In the 2000s risk was thought to be on the forefront of everyone's mind. CEO's appointed Chief Risk Officers (CRO's) to handle the company's "risk" issues. Delegation of risk, it was thought by the suits, would surely demonstrate leadership on the issue. Shareholders, they hoped, would take comfort in their organizations improving bureaucracy. The new checks and balances would surely mean risks were under control.
CEO's, however, had every incentive to pick risk managers who actually served no purpose other than one in title alone. It was in their interest to appoint someone to the job who seemed competent but wouldn't get in the way too much. When's the last time a CEO, used to yes-people, picked the smart, argumentative, person to work with them on a key initiative?
Risk management isn't something you delegate to someone and never think of again. Unless embedded into the very fabric of an organization it will fail. Appointing someone risk manager and having corporate systems revamped doesn't actually mean you care about risk and it certainly doesn't mean you understand risk.

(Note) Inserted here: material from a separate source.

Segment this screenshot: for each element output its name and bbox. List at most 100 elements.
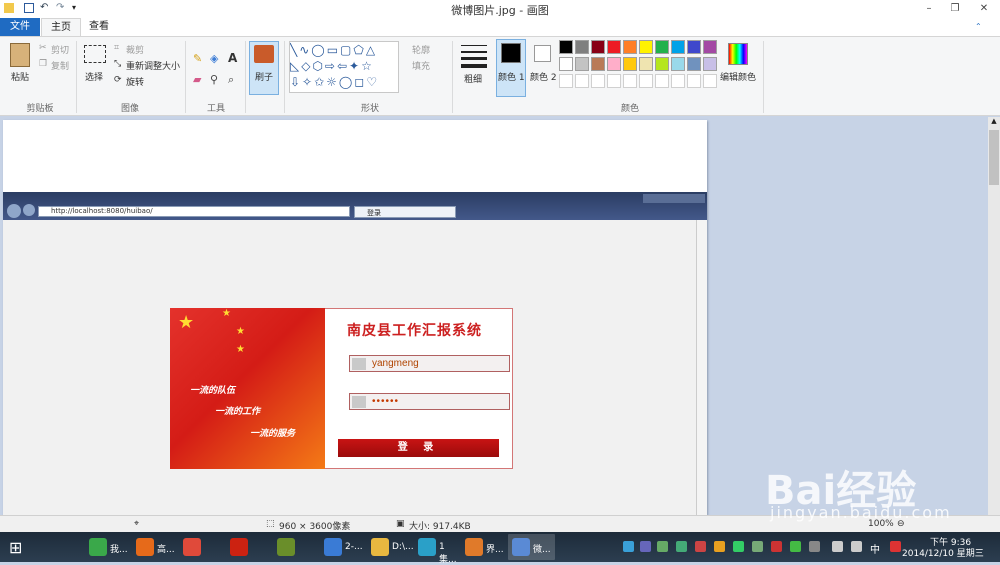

Consider this interesting tidbit: In 2006, Risk Magazine handed out its prestigious Risk Manager of the Year award to none other than Madelyn Atoncic of Lehman Brothers as she "completed a fundamental revamp of (Lehman's) strategic risk management, while also implementing new processes."

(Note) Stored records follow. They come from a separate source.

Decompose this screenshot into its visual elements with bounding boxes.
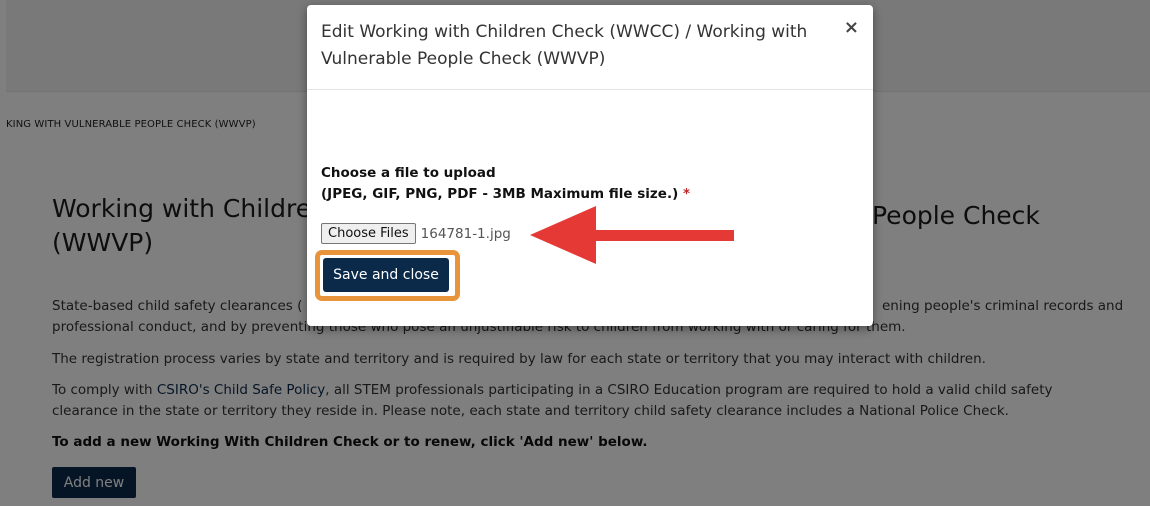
edit-wwcc-modal: Edit Working with Children Check (WWCC) … [307,5,873,326]
save-and-close-button[interactable]: Save and close [323,258,449,292]
close-icon[interactable]: × [844,19,859,37]
save-highlight-box: Save and close [315,250,460,301]
file-input: Choose Files 164781-1.jpg [321,223,511,244]
selected-file-name: 164781-1.jpg [420,225,511,242]
choose-files-button[interactable]: Choose Files [321,223,416,244]
arrow-shaft [592,230,734,241]
modal-title: Edit Working with Children Check (WWCC) … [321,22,808,69]
annotation-arrow-icon [530,206,734,264]
arrow-head [530,206,596,264]
modal-header: Edit Working with Children Check (WWCC) … [307,5,873,90]
upload-label: Choose a file to upload [321,165,496,181]
modal-body: Choose a file to upload (JPEG, GIF, PNG,… [315,163,690,301]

One has to wonder if those new processes failed to set off alarms or if the management team that was all to happy to delegate risk was also all to happy to ignore it?
In the words of Mark Williams, author of Uncontrolled Risk, "Lehman had finally created a top-notch risk management department. But if the strength of a risk management department is its ability to accurately report on risk and be heard, then Lehman's risk management department was a complete failure."